New Casey Fellow zeroes in on happiness
Sonja Lyubomirsky, a distinguished professor of psychology at the University of California, Riverside, speaks to students, faculty and the wider UCC community on Nov. 27.
“I plan to talk about the importance of being happy,” says Lyubomirsky. “Happiness is not just about pleasure. People who are happy are more creative, more productive and more helpful to each other. Happy people also make better leaders.”
After devoting her entire career to the concept of happiness, Lyubomirsky is in a position to speak with authority. Her research focuses on three important questions: What makes people happy? Is happiness a good thing? And how and why can people lead happier and more flourishing lives? In addition to her research, she’s the author of two books on the subject: The How of Happiness and The Myths of Happiness.
Lyubomirsky is currently exploring how people can become happier over time and has found that almost everything that contributes to being happier is related to feeling more connected. She’s researching how people can connect better through conversations, what kinds of conversational opportunities work best and how to make conversations better.
“A lot of what I talk about isn’t rocket science, but it’s helpful for people to see the empirical research; it’s validating,” she says.
It’s certainly useful for youth.
“Young people feel like they don’t have control over their lives and their problems, so anything we can do to give them a sense of agency is good.”
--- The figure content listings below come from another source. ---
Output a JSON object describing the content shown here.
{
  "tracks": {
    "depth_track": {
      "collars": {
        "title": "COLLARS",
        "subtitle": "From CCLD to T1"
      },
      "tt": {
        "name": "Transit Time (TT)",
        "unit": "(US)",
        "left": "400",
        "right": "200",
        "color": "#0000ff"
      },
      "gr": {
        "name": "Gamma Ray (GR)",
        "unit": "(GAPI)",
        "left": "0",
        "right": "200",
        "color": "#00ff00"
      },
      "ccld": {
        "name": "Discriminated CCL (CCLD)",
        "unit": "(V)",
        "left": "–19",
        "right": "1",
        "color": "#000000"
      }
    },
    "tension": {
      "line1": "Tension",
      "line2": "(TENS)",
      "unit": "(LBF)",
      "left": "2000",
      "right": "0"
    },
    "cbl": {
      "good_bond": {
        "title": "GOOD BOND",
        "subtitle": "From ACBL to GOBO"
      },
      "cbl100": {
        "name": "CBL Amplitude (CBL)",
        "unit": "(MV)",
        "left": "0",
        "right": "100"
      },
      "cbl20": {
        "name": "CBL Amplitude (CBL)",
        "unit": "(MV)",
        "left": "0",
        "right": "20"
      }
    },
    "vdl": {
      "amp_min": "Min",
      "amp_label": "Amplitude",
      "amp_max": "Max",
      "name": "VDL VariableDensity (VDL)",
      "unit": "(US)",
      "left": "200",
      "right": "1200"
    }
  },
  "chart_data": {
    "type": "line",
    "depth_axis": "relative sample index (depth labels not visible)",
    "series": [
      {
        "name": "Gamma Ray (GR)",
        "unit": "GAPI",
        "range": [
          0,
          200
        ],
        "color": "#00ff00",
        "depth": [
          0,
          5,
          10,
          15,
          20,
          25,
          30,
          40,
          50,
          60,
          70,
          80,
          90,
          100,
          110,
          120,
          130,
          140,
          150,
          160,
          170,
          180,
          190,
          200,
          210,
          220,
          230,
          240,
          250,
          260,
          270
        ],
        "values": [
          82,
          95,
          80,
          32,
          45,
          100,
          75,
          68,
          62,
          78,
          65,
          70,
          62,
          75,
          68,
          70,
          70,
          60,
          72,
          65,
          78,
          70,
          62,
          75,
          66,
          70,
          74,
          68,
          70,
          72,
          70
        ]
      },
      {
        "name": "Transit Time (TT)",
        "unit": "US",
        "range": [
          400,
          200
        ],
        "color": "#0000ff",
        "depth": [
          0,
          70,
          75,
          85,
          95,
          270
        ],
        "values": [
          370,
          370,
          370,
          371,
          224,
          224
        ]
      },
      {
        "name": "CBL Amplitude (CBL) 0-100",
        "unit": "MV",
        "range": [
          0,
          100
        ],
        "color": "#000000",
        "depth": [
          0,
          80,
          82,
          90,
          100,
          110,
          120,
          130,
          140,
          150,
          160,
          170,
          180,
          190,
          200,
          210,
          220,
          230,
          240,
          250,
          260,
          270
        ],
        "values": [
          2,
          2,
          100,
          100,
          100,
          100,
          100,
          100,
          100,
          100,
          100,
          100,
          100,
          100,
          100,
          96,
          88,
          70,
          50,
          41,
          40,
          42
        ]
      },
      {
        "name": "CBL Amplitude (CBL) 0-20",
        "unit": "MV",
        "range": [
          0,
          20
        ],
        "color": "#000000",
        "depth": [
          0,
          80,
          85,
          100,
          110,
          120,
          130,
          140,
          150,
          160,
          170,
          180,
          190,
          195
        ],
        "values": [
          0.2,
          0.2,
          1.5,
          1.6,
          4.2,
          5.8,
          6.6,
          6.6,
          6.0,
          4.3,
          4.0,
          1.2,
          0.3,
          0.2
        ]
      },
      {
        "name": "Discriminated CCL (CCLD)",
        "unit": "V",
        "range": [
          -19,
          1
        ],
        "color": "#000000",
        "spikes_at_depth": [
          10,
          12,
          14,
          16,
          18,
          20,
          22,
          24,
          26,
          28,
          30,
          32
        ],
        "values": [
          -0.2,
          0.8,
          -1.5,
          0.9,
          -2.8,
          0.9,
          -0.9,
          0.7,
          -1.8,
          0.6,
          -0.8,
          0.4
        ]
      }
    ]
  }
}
Lyubomirsky has been interested in happiness since her teen years and began studying it in 1989.
“It was then called ‘subjective well-being’ and there was really only one researcher, Ed Diener, doing the work. It felt very fuzzy and unscientific at the time, but it has grown to be a very big field.”
The Casey Fellows Program for Mental Health and Student Wellbeing was established in 2018 through the generosity of Matthew Casey ’83, and brings world-renowned experts in the field of wellbeing to Upper Canada College.